地面をけって、あっという間に迫り、夜の公園で黒犬の首をつかむ。
「・・・まったくもう」
そのまま握るようにへし折ると、ふたたび元の歩調にもどって、ゆっくり移動していった。
このところ、どうも見張りが増えているみたいね ーー
先ほどの、駄犬を使い魔にした主は、近くにひそんでいるらしいのだが・・・3体ともてんでザコで、気配をたどるのも難しい。

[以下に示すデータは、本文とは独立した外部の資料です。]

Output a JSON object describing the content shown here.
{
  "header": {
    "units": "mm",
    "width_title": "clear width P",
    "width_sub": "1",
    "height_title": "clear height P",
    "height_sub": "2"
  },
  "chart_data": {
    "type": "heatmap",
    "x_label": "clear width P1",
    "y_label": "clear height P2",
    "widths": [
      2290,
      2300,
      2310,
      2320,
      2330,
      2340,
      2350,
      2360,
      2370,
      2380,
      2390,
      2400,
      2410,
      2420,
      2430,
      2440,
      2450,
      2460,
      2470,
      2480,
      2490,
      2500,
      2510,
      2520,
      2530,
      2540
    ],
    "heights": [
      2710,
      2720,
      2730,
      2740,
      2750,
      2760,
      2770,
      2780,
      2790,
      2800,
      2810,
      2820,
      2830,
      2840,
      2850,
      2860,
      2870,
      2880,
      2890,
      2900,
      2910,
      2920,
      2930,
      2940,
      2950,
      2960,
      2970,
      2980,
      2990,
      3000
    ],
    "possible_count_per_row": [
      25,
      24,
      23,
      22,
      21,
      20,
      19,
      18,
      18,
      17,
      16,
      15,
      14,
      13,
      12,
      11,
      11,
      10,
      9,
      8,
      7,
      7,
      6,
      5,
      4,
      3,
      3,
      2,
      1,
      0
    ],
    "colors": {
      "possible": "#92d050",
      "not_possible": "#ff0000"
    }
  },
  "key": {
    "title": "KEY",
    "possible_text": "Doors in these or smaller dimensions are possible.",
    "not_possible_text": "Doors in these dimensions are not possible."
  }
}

(いったい、コイツらは何をしに日本へやって来たのかしら?)
少女は、外灯をよけた暗闇にまぎれて、佇んでいる。
視線の先には、妖気を絶たれ、形を霧散させてゆく犬の姿があった。
ーー彼らが、ただの”逃亡者”だというのなら、こちらもさほど心配はないのだ。
領地なら、この国にはまだ空きがあるし、人間の生活を破綻させないかぎりは、教会もこちらを尊重した対応をしてくれるようになっている。
だが、ここで引っかかってくるのは、正道教のイレイナという存在だった。
無名のまま落ち延びる吸血鬼などに、よもやあの十字の切っ先 が遣わされるなど、あり得るのだろうか。
「・・・ふ」
少女は一度、ため息をつく。
取り越し苦労ならばいいがーー万が一、本部の、中央教会からの動きなら、無視しておくわけにもいかないのだ。
「影狐」
唇をかるく引き結ぶと、ヒュッと高音の息を吐き出す。
(まあ・・・本部の情報は、他の直系が邪魔してアクセスしにくいけど、あっちの手先の動きからだけでも、おおよそのことは分かるわ)
そう考えた少女は、外灯に照らされた周囲の植え込みの影から、足元へと目を落とす。
よく見れば、彼女自身の影だけが、不自然な濃いものであったらしい。
腰ほどもある獣がそこから現れていくと、違和感のあった足元の色調が、わずかに風景になじむように、明度を増した。
「ずっと静かな日が続いてたから、あなたを出してやるのは久しぶりね」
いくらか身体を軽くしたように、彼女は微笑む。「ーー調子はどう?」
バチバチと、音すらも聞こえるように溢れさせる妖気の獣を、愛おしそうに撫でていた。
・・・一体、いつからだろう。
自分がこれほど、他者のぬくもりで安心するようになってしまったのは・・・。
橘は、猛烈な魔力を感じながら、多くのものを掌握していたころを思い出していた。
ーー 今はもう、遠くかすんでしまいそうな、幼い恋心を、一匹の『失われた悪魔』を想っていた。
「行け」
というように目を見開くと、その紫黒の獣は一瞬で傍らから消えさってしまう。
・・・いつになるのかは解らないが、やがては自分も、世界に命を奪われてしまうのだろう。
少女は表情を変えないまま、歩き出していた。
だとしたら、それはとても前向きなことに違いない。
(私はまだ、幸福というものを知らない)
誰にも知られず、でもたった一人だけでいい、自分を必要だと言ってくれた男のそばで、死んでいきたい。
なかなか夢見がちな最期だが、それは少女が、長い時間をかけてたどり着いた、ささやかな結末だったのだ。